L’histoire va retenir que Khaled Nezzar est le premier à casser la communion nationale, survenue après le décès de l’emblématique chef historique, Hocine Ait Ahmed. À vrai dire, ce n’est pas la première fois que ce personnage encombrant nage à contre sens de la communauté nationale. En 1962, au moment où les Algériens célébraient la liberté recouvrée, il participait activement au premier coup d’État pour les en priver. En 1992, quand les Algériens espéraient participer de façon active au renforcement des institutions démocratiques, Khaled Nezzar a recouru au coup d’État pour tuer leur rêve dans l’œuf. Aujourd’hui, au moment où les Algériens saluent la mémoire d’un géant, lui, le nabot, il se distingue par son esprit haineux et revanchard.

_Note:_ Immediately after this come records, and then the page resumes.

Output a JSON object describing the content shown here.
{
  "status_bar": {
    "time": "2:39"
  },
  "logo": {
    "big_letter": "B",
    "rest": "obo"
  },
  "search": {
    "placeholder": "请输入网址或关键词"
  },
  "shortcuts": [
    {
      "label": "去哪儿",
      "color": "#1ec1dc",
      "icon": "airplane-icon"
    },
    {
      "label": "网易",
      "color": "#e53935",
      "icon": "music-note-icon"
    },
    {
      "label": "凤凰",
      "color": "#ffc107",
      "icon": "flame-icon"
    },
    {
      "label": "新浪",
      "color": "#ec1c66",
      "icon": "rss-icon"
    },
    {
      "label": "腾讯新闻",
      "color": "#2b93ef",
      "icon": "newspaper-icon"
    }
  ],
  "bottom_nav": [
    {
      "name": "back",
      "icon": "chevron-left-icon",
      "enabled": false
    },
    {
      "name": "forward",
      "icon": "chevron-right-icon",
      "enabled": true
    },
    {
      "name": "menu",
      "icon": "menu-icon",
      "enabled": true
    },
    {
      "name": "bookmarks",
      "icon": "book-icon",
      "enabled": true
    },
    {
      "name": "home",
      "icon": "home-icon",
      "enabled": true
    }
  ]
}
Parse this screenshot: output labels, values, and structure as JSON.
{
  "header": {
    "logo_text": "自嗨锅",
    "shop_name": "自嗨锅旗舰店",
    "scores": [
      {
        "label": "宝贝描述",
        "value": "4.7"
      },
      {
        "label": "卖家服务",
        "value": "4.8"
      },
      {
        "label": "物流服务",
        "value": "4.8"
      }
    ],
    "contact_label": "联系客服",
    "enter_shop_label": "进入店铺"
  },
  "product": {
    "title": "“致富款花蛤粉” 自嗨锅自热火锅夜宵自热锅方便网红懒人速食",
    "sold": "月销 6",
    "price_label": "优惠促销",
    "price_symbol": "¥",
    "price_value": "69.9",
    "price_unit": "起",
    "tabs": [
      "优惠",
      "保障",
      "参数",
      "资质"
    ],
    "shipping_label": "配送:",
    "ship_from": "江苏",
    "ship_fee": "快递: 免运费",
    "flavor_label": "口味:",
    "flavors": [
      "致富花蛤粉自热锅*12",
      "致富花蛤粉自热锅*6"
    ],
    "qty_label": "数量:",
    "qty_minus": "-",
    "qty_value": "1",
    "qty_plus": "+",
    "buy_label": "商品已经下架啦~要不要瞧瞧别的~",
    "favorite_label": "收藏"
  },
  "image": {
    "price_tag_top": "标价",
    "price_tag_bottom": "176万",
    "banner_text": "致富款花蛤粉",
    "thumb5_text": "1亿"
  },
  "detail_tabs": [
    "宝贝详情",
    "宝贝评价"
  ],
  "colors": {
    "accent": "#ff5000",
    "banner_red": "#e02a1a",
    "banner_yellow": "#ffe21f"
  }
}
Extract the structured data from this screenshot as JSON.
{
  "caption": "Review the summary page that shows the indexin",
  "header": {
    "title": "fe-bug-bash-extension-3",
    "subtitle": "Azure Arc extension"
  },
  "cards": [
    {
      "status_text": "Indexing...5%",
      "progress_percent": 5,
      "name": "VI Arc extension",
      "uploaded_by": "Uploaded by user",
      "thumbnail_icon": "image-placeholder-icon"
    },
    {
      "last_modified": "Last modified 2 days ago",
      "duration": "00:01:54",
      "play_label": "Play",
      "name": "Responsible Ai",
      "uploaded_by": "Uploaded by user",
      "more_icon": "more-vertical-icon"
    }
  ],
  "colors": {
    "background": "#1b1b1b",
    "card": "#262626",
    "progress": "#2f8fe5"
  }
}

Cependant, pour mieux comprendre le personnage, il suffit de se référer à quelques contes populaires, où ces derniers nous offrent une pléiade d’exemples. Parmi ces contes, il y a celui de Jeha voulant que les gens du village parlent de lui. Personnage médiocre, il n’a rien d’intéressant qui puisse inciter les villageois à citer son nom. Cette situation peine évidemment Jeha. Tenant coute que coute à ce que les villageois en parlent de lui, il fait caca dans la fontaine du village. À partir de là, la nouvelle se propage telle une trainée de poudre. Voilà comment Jeha est parvenu à ses fins.

Quelle est la morale de cette histoire ? Lors des funérailles de Hocine Ait Ahmed, tout le monde remémore son engagement historique et salue son combat. Et le moins que l’on puisse dire, c’est que ces funérailles sont dignes d’un grand chef d’État. Il faut le dire sans haine ni revanche, un Khaled Nezzar n’a pas sa place dans cette cour des grands. Du coup, comme il fait Jeha dans le conte déjà évoqué, Khaled Nezzar publie une contribution dans le journal de son fils où il tente de souiller la mémoire du grand patriote, Hocine Ait Ahmed.

Peine perdue, puisque les réactions s’enchainent pour défendre l’un des hommes politiques les plus probes d’Algérie. Mais, si le général Khaled Nezzar était honnête, il devrait tenir ses propos nauséabonds du vivant de Hocine Ait Ahmed. Quant à sa relation dont parle Khaled Nezzar, Hocine Ait Ahmed lui a donné déjà la réponse au début des années 2000 : entre nous, il y a un fleuve de sang. Enfin, la différence qu’il y a entre les deux hommes, c’est que l’un fait de la politique pour convaincre les Algériens, l’autre sort ses chars pour massacrer les Algériens en vue de gouverner. Donc, il n’a y aucune comparaison possible.